Response times and handling concurrent users remain a challenge for serving these models. For this, Hugging Face has released text-generation-inference (TGI) it’s an open-source serving solution for large language models, built with Rust, Python and gRPc.
TGI currently powers HuggingChat. HuggingChat is the chat UI for large language models. Currently it has OpenAssistant on backend. You can chat as much as you want with HuggingChat, and enable the search feature for validated responses. You can also give feedbacks to each response for model authors to train better models. The UI of HuggingChat is also open-sourced (yes 🤯) and soon, there will be a docker image release on Hugging Face Spaces (app store of machine learning) so you can have your very own HuggingChat instance.

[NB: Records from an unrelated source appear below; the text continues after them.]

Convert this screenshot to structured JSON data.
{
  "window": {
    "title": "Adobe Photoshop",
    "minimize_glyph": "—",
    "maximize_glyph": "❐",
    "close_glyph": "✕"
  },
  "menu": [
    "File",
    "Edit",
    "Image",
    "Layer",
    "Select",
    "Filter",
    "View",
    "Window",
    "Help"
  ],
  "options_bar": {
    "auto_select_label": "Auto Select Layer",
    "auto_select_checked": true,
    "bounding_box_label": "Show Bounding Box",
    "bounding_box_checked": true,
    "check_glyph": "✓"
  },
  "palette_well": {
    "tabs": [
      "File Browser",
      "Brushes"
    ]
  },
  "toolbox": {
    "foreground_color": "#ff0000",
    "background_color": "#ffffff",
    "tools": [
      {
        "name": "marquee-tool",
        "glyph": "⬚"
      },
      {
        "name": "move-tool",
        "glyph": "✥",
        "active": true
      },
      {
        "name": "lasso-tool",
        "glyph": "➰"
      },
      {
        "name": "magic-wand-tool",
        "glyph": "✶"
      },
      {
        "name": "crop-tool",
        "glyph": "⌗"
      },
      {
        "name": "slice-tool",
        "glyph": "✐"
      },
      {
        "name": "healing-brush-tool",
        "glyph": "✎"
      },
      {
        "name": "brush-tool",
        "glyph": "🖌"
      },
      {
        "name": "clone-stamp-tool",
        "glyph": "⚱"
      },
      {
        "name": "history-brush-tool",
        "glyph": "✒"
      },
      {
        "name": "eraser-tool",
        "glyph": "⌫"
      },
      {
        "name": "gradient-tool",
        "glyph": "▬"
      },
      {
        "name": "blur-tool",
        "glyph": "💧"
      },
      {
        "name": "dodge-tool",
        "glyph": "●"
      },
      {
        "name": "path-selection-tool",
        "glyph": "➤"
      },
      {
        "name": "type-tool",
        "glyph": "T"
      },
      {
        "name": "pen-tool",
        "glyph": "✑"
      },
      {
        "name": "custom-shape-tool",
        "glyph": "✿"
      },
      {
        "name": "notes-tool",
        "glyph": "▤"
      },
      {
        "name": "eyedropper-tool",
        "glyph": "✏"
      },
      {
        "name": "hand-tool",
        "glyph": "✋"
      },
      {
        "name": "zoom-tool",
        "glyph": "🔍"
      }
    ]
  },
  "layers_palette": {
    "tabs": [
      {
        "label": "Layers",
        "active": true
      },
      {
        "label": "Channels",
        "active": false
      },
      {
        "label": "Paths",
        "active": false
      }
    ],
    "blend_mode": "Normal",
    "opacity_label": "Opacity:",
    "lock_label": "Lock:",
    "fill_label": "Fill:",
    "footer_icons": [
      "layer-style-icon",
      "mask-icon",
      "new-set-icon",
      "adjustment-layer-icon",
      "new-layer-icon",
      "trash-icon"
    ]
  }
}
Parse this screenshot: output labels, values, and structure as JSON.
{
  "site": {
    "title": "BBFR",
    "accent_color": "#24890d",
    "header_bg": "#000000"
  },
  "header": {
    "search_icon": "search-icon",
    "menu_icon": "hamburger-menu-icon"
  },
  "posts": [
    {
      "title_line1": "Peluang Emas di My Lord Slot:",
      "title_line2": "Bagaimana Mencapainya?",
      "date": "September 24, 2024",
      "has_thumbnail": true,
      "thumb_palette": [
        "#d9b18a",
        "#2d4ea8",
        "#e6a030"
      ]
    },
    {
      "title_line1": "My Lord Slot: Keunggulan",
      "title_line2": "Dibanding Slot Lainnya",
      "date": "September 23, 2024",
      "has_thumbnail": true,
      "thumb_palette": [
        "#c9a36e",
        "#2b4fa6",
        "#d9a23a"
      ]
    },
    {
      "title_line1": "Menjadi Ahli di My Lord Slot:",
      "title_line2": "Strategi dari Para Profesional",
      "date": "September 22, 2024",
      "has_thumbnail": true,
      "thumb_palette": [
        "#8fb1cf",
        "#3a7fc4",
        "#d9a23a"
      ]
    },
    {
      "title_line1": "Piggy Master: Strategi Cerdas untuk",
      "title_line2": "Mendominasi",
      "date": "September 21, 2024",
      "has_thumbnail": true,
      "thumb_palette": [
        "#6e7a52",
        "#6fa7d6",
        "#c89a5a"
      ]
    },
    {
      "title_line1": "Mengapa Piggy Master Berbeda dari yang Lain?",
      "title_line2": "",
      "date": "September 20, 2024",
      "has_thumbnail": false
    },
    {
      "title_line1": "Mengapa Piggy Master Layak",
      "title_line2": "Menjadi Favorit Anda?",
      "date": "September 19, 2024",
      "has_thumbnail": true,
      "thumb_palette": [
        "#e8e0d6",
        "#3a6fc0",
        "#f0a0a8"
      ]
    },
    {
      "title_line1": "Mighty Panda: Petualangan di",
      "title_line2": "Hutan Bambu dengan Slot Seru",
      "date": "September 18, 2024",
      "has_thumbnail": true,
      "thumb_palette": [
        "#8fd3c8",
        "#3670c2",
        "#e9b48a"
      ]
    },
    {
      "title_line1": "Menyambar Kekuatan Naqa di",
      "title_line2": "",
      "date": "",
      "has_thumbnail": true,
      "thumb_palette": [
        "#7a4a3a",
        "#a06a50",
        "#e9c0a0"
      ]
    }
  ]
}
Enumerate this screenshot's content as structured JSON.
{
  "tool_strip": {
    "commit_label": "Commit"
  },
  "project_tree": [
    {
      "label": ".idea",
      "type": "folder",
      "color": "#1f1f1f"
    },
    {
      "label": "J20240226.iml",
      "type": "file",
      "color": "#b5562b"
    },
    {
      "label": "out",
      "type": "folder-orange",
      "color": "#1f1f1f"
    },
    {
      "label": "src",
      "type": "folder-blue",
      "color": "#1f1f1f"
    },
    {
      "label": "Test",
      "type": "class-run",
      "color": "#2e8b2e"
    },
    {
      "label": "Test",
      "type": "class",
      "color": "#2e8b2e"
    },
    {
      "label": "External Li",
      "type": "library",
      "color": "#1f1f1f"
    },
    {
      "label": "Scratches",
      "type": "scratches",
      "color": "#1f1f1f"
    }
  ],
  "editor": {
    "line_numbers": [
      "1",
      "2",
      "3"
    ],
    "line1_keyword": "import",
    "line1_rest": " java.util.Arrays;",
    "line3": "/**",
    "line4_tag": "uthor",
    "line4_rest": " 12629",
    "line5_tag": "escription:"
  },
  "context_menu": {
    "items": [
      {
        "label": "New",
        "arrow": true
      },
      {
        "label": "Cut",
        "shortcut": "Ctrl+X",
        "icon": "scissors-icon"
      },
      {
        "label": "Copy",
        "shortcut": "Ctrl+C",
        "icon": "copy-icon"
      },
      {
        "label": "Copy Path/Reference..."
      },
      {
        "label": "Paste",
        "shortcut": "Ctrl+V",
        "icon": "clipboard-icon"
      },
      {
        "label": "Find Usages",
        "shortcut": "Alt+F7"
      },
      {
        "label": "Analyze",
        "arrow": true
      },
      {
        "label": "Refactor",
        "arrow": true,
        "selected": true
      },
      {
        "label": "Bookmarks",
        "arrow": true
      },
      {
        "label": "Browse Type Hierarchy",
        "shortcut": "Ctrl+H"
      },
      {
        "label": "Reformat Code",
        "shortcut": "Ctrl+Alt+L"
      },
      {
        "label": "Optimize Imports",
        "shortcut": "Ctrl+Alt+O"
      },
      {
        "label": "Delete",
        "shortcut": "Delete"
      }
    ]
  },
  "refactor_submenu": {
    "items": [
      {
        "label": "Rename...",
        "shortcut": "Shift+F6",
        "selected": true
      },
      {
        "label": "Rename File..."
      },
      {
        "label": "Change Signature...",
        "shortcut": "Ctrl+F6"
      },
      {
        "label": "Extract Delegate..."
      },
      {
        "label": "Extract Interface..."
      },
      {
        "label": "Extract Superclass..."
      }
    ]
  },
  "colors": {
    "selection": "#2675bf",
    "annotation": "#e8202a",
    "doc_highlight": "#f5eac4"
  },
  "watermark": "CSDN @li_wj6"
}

How to find the best model as of now?
Hugging Face hosts an LLM leaderboard here. This leaderboard is created by people uploading models, and metrics that evaluate text generation task are calculated on Hugging Face’s clusters and later added to leaderboard. If you can’t find the language or domain you’re looking for, you can filter them here.
Models created with love by Hugging Face with BigScience and BigCode
Hugging Face has two main large language models, BLOOM 🌸 and StarCoder🌟. StarCoder is a causal language model trained on code from GitHub (with 80+ programming languages 🤯), it’s not fine-tuned on instructions and thus it serves more as a coding assistant to complete a given code, e.g. translate Python to C++, explain concepts (what’s recursion) or act as a terminal. You can try all of the StarCoder checkpoints in this application. It also comes with a VSCode extension.
BLOOM is a causal language model trained on 46 languages and 13 programming languages. It it the first open-source model to have more parameters than GPT-3. You can find available checkpoints in BLOOM documentation.
Bonus: Parameter Efficient Fine Tuning (PEFT)
If you’d like to fine-tune one of the existing large models on your own instruction dataset, it is nearly impossible to do so on consumer hardware and later deploy them (since the instruction models are same size as original checkpoints that are used for fine-tuning). PEFT is a library that allows you to fine-tune smaller part of the parameters for more efficiency. With PEFT, you can do low rank adaptation (LoRA), prefix tuning, prompt tuning and p-tuning.
This is all for this blog post, I’m planning to write down another one as new tools and models are being released. Please let me know what you think or build!